Table 1.
Torsadogenic Potential and Postmarketing Adverse Events Associated With Possible COVID-19 Repurposed Pharmacotherapiesa
| Possible COVID-19 therapy | In vitro inhibition of SARS-CoV-2 | CredibleMeds classification | VT/VF/TdP/LQTS in FAERSb | Cardiac arrest in FAERSb | References |
|---|---|---|---|---|---|
| Repurposed antimalarial agents | |||||
| Chloroquine | Yes | Known TdP risk | 72 | 54 | 3, 19, 20 |
| Hydroxychloroquine | Yes | Known TdP risk | 222 | 105 | 4, 21 |
| Repurposed antiviral agents | |||||
| Lopinavir/ritonavir | Unknownc | Possible TdP risk | 27 | 48 | 22, 23, 24 |
| Adjunctive agents | |||||
| Azithromycin | Unknown | Known TdP risk | 396 | 251 | 25, 26 |
COVID-19 = coronavirus disease 2019; FAERS = US Food and Drug Administration Adverse Event Reporting System; LQTS = long QT syndrome; SARS-CoV-2 = severe acute respiratory syndrome coronavirus 2; TdP = torsades de pointes; VF = ventricular fibrillation; VT = ventricular tachycardia.

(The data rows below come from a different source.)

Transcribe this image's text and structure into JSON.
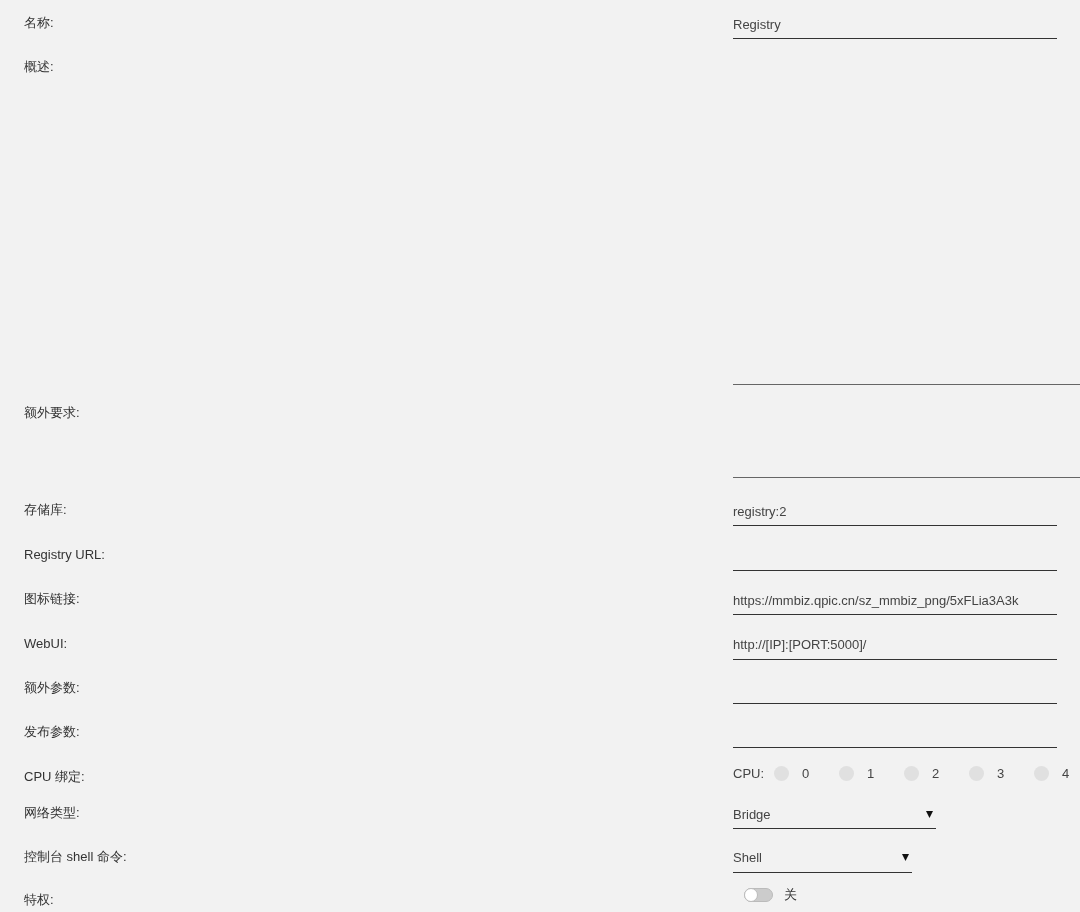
{
  "fields": [
    {
      "kind": "text",
      "label": "名称:",
      "value": "Registry"
    },
    {
      "kind": "editor",
      "label": "概述:"
    },
    {
      "kind": "textarea",
      "label": "额外要求:"
    },
    {
      "kind": "text",
      "label": "存储库:",
      "value": "registry:2"
    },
    {
      "kind": "text",
      "label": "Registry URL:"
    },
    {
      "kind": "text",
      "label": "图标链接:",
      "value": "https://mmbiz.qpic.cn/sz_mmbiz_png/5xFLia3A3k"
    },
    {
      "kind": "text",
      "label": "WebUI:",
      "value": "http://[IP]:[PORT:5000]/"
    },
    {
      "kind": "text",
      "label": "额外参数:"
    },
    {
      "kind": "text",
      "label": "发布参数:"
    },
    {
      "kind": "cpus",
      "label": "CPU 绑定:",
      "prefix": "CPU:",
      "options": [
        {
          "label": "0",
          "checked": false
        },
        {
          "label": "1",
          "checked": false
        },
        {
          "label": "2",
          "checked": false
        },
        {
          "label": "3",
          "checked": false
        },
        {
          "label": "4",
          "checked": false
        }
      ]
    },
    {
      "kind": "select",
      "label": "网络类型:",
      "value": "Bridge"
    },
    {
      "kind": "select",
      "label": "控制台 shell 命令:",
      "value": "Shell"
    },
    {
      "kind": "toggle",
      "label": "特权:",
      "on": false,
      "status_text": "关"
    }
  ]
}
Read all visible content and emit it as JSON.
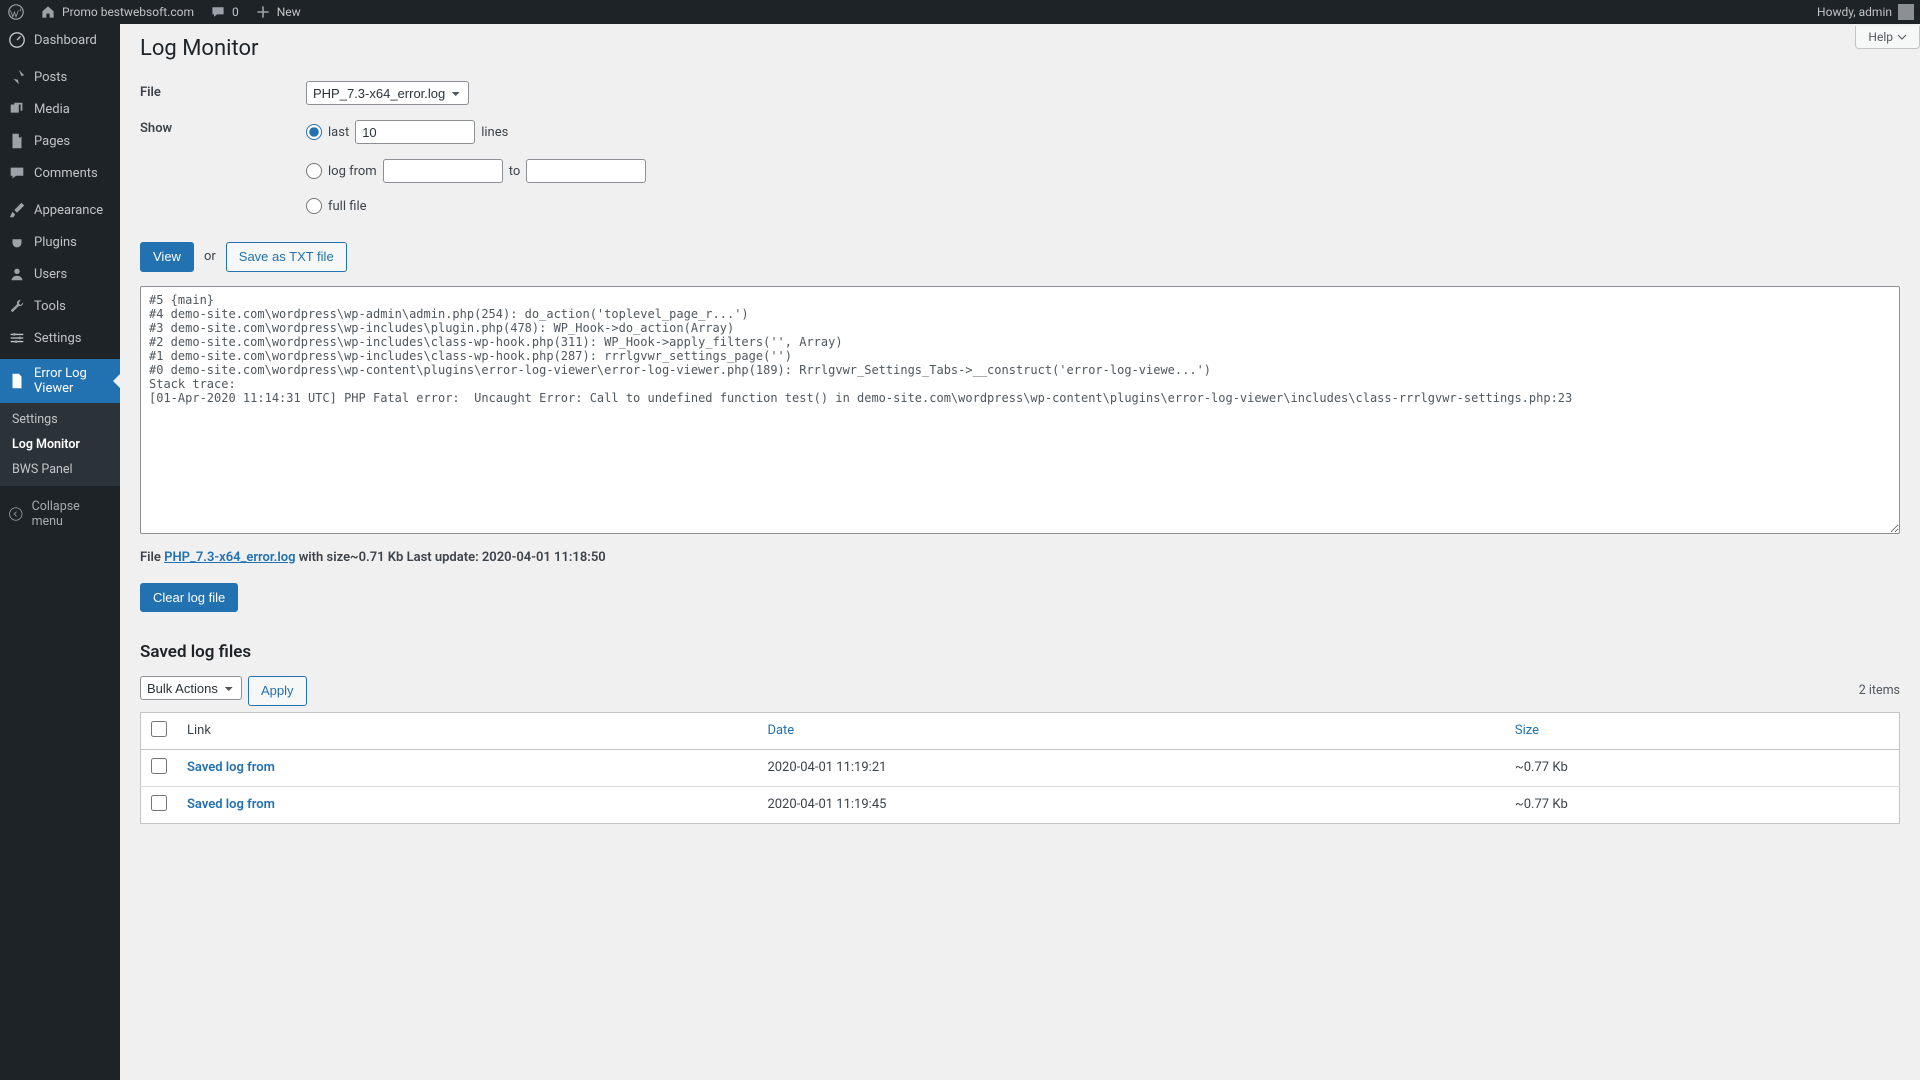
{
  "adminbar": {
    "site_name": "Promo bestwebsoft.com",
    "comment_count": "0",
    "new_label": "New",
    "howdy": "Howdy, admin"
  },
  "sidebar": {
    "items": [
      {
        "label": "Dashboard"
      },
      {
        "label": "Posts"
      },
      {
        "label": "Media"
      },
      {
        "label": "Pages"
      },
      {
        "label": "Comments"
      },
      {
        "label": "Appearance"
      },
      {
        "label": "Plugins"
      },
      {
        "label": "Users"
      },
      {
        "label": "Tools"
      },
      {
        "label": "Settings"
      },
      {
        "label": "Error Log Viewer"
      }
    ],
    "submenu": [
      {
        "label": "Settings"
      },
      {
        "label": "Log Monitor"
      },
      {
        "label": "BWS Panel"
      }
    ],
    "collapse": "Collapse menu"
  },
  "help_label": "Help",
  "page": {
    "title": "Log Monitor",
    "label_file": "File",
    "label_show": "Show",
    "file_select": "PHP_7.3-x64_error.log",
    "opt_last": "last",
    "last_value": "10",
    "opt_last_suffix": "lines",
    "opt_range": "log from",
    "opt_range_to": "to",
    "opt_full": "full file",
    "btn_view": "View",
    "or_text": "or",
    "btn_save_txt": "Save as TXT file",
    "log_content": "#5 {main}\n#4 demo-site.com\\wordpress\\wp-admin\\admin.php(254): do_action('toplevel_page_r...')\n#3 demo-site.com\\wordpress\\wp-includes\\plugin.php(478): WP_Hook->do_action(Array)\n#2 demo-site.com\\wordpress\\wp-includes\\class-wp-hook.php(311): WP_Hook->apply_filters('', Array)\n#1 demo-site.com\\wordpress\\wp-includes\\class-wp-hook.php(287): rrrlgvwr_settings_page('')\n#0 demo-site.com\\wordpress\\wp-content\\plugins\\error-log-viewer\\error-log-viewer.php(189): Rrrlgvwr_Settings_Tabs->__construct('error-log-viewe...')\nStack trace:\n[01-Apr-2020 11:14:31 UTC] PHP Fatal error:  Uncaught Error: Call to undefined function test() in demo-site.com\\wordpress\\wp-content\\plugins\\error-log-viewer\\includes\\class-rrrlgvwr-settings.php:23",
    "file_info_pre": "File ",
    "file_info_link": "PHP_7.3-x64_error.log",
    "file_info_post": " with size~0.71 Kb Last update: 2020-04-01 11:18:50",
    "btn_clear": "Clear log file",
    "saved_heading": "Saved log files",
    "bulk_label": "Bulk Actions",
    "apply_label": "Apply",
    "items_count": "2 items",
    "cols": {
      "link": "Link",
      "date": "Date",
      "size": "Size"
    },
    "rows": [
      {
        "link": "Saved log from",
        "date": "2020-04-01 11:19:21",
        "size": "~0.77 Kb"
      },
      {
        "link": "Saved log from",
        "date": "2020-04-01 11:19:45",
        "size": "~0.77 Kb"
      }
    ]
  }
}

Adverse event reporting from postmarketing surveillance does not account for prescription volume and is often subjected to substantial bias from confounding variables, quality of reported data, duplication, and underreporting of events.
Lopinavir/ritonavir has been found to inhibit other severe acute respiratory syndrome viruses in vitro. However, a recent randomized trial found no benefit in COVID-19.